La necesidad de un Estado independiente vasco
es un artículo del miembro de la Red Vasca Roja Iñaki Gil de San Vicente escrito para la revista BOLTXEVIKE el 22 de agosto de 2001.
LA NECESIDAD DE
UN ESTADO INDEPENDIENTE VASCO
1.- ALGO DE HISTORIA Y TEORÍA GENERAL:
El Estado es una invención reciente en la larga historia humana, y su futuro dependerá de la superación histórica de los sistemas explotadores y opresores. La antropología y la historia críticas han demostrado cómo la humanidad ha vivido sin Estado durante decenas de miles de años. Se puede decir que el primer embrión estatal aparece cuando los hombres, el sistema patriarcal, convierten a las mujeres en simples fuerzas productivas económicas y sexuales, en su propiedad privada. Ese embrión va creciendo conforme a la explotación de las mujeres se le añade la obtención de esclavas y esclavos de otros pueblos lo que supone la opresión etnonacional, que exige de una centralización burocrática suficiente por el pueblo opresor para agilizar el proceso entero de extracción de beneficios esclavistas. La última y definitiva causa de la aparición del Estado es la instauración de la opresión interna de los hombres del pueblo opresor de otros pueblos y de sus propias mujeres. Es decir, la aparición de las clases sociales y con ella, de la lucha de clases dentro del pueblo. Naturalmente, este proceso ha sido más mucho más complejo y entremezclado que el simple resumen que hemos realizado.
Una obsesión constante de los poderes era -es- debilitar o destruir la cohesión y unidad de las mujeres, pueblos y clases sociales explotadas. Destruir sus libertades y formas societarias, laborales, culturales y vivenciales, su independencia y libertad, sus formas de autogobierno, sus Estados si los tenían. Se buscaba -se busca- impedir sus resistencias y, sobre todo, que recuperasen su libertad y aumentasen su fuerza defensiva y ofensiva. El poder opresor quería -quiere- destrir el poder defensivo de las masas oprimidas. Impuesta la indefensión, la debilidad y/o la derrota, el excedente global --económico, reproductivo, sexual, cultural, afectivo, etc.- producido por esas masas, por las mujeres, esclavos y trabajadores, fluía -fluye- hacia las arcas de la minoría dominante. Los Estados surgen en y de los avatares y resultados de esa lucha. Son partes internas a esas luchas y crecen o decrecen según aumentan o se extinguen las contradicciones sociales que originan las opresiones y las resistencias contra ellas.

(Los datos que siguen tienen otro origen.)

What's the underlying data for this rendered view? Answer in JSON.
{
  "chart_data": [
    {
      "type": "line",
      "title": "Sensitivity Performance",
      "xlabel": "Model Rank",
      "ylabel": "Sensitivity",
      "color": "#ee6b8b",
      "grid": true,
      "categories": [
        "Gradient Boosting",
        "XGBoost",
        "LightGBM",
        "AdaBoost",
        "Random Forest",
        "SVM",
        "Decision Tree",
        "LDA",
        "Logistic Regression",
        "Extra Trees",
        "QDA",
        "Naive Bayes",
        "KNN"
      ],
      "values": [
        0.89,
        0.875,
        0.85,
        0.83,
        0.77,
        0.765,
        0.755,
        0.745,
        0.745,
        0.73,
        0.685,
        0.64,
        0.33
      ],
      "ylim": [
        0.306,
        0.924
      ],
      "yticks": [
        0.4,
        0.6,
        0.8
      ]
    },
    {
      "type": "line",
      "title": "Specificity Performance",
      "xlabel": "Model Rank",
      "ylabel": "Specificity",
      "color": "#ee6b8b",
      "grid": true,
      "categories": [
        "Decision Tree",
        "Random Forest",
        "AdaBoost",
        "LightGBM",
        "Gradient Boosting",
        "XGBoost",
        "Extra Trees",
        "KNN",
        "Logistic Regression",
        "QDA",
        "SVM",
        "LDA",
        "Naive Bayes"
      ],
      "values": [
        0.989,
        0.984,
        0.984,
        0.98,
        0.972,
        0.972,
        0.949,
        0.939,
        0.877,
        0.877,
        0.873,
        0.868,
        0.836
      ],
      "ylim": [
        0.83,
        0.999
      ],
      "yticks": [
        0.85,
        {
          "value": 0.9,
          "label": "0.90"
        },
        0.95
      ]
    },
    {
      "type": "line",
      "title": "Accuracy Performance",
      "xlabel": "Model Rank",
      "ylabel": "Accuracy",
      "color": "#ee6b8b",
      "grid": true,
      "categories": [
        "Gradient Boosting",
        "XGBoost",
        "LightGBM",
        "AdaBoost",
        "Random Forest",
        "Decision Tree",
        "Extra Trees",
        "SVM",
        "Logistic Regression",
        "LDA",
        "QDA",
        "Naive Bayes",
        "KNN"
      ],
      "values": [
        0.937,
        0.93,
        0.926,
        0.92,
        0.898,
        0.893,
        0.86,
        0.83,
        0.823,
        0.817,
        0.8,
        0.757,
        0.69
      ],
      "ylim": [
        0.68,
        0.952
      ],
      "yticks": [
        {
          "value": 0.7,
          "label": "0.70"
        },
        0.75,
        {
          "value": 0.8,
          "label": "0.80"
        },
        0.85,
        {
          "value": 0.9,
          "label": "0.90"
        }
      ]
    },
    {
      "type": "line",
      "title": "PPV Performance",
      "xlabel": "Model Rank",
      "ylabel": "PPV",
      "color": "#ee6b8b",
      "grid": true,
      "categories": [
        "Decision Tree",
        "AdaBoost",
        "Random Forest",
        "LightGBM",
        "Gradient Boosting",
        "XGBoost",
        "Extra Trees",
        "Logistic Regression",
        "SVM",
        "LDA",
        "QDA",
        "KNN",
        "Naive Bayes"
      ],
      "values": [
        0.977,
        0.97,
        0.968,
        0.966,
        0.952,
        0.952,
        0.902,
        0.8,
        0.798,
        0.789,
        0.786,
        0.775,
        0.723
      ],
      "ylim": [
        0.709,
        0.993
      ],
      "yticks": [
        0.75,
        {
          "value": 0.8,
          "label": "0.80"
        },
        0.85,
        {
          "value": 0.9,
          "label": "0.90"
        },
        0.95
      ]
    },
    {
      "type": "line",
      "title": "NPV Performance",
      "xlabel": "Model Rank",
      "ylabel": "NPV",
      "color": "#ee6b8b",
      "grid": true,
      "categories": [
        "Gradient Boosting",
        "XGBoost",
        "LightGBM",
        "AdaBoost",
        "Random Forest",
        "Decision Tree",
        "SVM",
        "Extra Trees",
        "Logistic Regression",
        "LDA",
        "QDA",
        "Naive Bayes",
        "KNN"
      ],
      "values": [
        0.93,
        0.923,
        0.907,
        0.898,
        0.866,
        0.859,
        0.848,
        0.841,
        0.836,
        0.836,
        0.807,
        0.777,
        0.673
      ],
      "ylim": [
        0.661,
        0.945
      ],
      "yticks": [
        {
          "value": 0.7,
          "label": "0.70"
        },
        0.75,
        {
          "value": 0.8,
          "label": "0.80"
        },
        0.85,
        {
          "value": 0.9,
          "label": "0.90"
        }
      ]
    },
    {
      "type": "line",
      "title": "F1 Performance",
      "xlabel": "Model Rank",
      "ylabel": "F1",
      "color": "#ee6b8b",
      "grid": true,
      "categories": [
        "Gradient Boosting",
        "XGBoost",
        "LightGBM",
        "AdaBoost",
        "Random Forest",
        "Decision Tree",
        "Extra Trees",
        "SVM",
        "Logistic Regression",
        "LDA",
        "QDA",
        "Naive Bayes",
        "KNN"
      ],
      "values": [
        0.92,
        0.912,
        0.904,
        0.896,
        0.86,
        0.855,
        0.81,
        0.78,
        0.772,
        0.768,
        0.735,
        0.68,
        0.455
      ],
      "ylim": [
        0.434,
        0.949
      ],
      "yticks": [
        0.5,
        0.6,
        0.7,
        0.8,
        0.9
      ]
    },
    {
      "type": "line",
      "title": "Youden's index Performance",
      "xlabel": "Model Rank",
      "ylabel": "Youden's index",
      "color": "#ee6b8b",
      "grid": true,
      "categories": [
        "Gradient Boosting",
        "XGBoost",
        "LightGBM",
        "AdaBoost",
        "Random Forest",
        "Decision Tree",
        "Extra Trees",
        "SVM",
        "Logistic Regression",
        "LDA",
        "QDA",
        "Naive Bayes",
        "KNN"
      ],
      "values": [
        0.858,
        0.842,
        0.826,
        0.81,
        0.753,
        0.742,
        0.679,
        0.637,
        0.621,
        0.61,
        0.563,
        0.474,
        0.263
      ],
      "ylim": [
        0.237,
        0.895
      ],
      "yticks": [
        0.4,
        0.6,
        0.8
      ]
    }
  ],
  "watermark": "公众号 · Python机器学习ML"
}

La función esencial del Estado capitalista es garantizar la acumulación ampliada, multiplicar la extracción de excedente colectivo de las masas oprimidas. Su monopolio de la violencia encuentra aquí su razón de ser porque la violencia puede garantizar que se mantenga o se reinstaure la producción social y apropiación privada de excedente, pero aun admitiendo su importancia, el papel clave del Estado radica en el hecho substancial e interno de garantizar la explotación. El monopolio estatal de la violencia es una parte de esta función sistémica, un subsistema muy importante pero dependiente en cuanto subsistema de la efectividad sistémica de la producción, apropiación y expropiación del excedente colectivo. Por tanto, cualquier debate sobre los Estados, sobre su necesidad, razones y funciones, sus objetivos, etc., nos remite siempre a la dialéctica entre opresión y liberación. Ningún Estado queda libre de dicha dialéctica y el secreto último de su existencia se revela definitivamente al superarse la explotación, no antes.
2.- ALGO DE HISTORIA Y TEORÍA VASCA:
La ausencia de documentación fiable nos impide retroceder mucho en el tiempo, pero es imaginable la existencia de una centralidad etnonacional efectiva en el siglo VIII para derrotar a Carlomagno en Orreaga, por poner sólo un ejemplo. No he recurrido a una batalla por casualidad, sino porque es en las guerras de resistencia nacional en donde más palpablemente se comprueba la capacidad de un pueblo para dotarse de instrumentos de autogobierno, o si se quiere, de un proto-Estado; de hecho, la guerra en sus dos formas opuestas, la justa y la injusta, ha sido uno de los factores impulsores de la creación de Estados liberadores u opresores. Pero, insistiendo en lo anterior sobre el papel de la violencia, la guerra y la defensa nacional justa es sólo expresión de un proceso más profundo, cual es la voluntad colectiva de defender a toda costa lo propio, lo que identifica a ese colectivo, lo que ha ido creando y construyendo con el trabajo material y simbólico común, ese excedente global que generación a generación el pueblo ha acumulado y guardado en forma de lengua, cultura, tradiciones, tierras, casas, bosques y campos, ganado, puentes, instalaciones, tesoros y riquezas de cualquier tipo. Además, en las resistencias nacionales también se expresan las contradicciones de género y clasistas existentes en ese pueblo de modo que son muchas las lecciones que se pueden extraer.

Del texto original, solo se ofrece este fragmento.